Since February 18, 2012, APG Strategic Real Estate Pool N.V. (APG) holds 868,316,042 shares or 8.95%.

==Financial disclosures==
In its 2019 financial reports, the company reported a Php1.2 billion net income for the first nine months of the year or 81% up from Php661 million for the same period in 2018, while the consolidated revenue rose to 36% or Php9.8 billion versus Php7.2 billion year on year.

For the first half of 2020, the company posted Php1.6 billion in reservation sales equivalent to 1,925 homes or 651 units under its in-city vertical developments business and 1,274 house and lot units under PHirst Park Homes.

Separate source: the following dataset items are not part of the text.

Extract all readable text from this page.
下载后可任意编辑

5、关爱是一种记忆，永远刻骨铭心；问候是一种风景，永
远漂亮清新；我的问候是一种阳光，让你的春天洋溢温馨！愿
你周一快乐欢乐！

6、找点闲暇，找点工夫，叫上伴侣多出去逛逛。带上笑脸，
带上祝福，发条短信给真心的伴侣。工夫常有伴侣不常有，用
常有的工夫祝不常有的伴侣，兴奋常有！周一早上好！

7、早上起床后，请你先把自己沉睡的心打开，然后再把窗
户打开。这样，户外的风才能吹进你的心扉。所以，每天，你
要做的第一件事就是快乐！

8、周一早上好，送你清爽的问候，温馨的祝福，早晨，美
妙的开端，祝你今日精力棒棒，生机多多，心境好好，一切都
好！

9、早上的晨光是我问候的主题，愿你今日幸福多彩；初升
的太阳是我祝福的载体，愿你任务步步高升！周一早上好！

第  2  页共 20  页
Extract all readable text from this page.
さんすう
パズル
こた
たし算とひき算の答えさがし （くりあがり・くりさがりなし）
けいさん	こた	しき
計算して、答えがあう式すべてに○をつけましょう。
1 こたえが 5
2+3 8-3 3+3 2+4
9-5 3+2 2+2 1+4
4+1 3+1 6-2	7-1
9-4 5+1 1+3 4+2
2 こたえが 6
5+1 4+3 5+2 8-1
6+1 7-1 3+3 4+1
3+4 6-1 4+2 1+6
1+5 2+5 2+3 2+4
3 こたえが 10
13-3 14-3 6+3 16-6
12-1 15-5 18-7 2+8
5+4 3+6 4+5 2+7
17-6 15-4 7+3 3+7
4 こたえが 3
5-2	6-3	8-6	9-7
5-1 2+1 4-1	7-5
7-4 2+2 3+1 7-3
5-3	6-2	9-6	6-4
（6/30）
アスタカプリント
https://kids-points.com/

In July 2020, the company reported that its combined net income contributions from leasing and affordable housing portfolio jumped to Php225 million or 42% of the total net income of Php 546 million, compared with the 29% contribution level of the same period in 2019. Their combined revenue contribution is at Php 1.27 billion or 28% from 15% in 2019.

In April 2026, the company reported a net income tax of Php 2.1 billion for the first 9 months of 2025, up 17% from the year previous. This was largely driven by their First-Home Residential Developments segment which accounted for Php 8.4billion or 68% of their total revenue.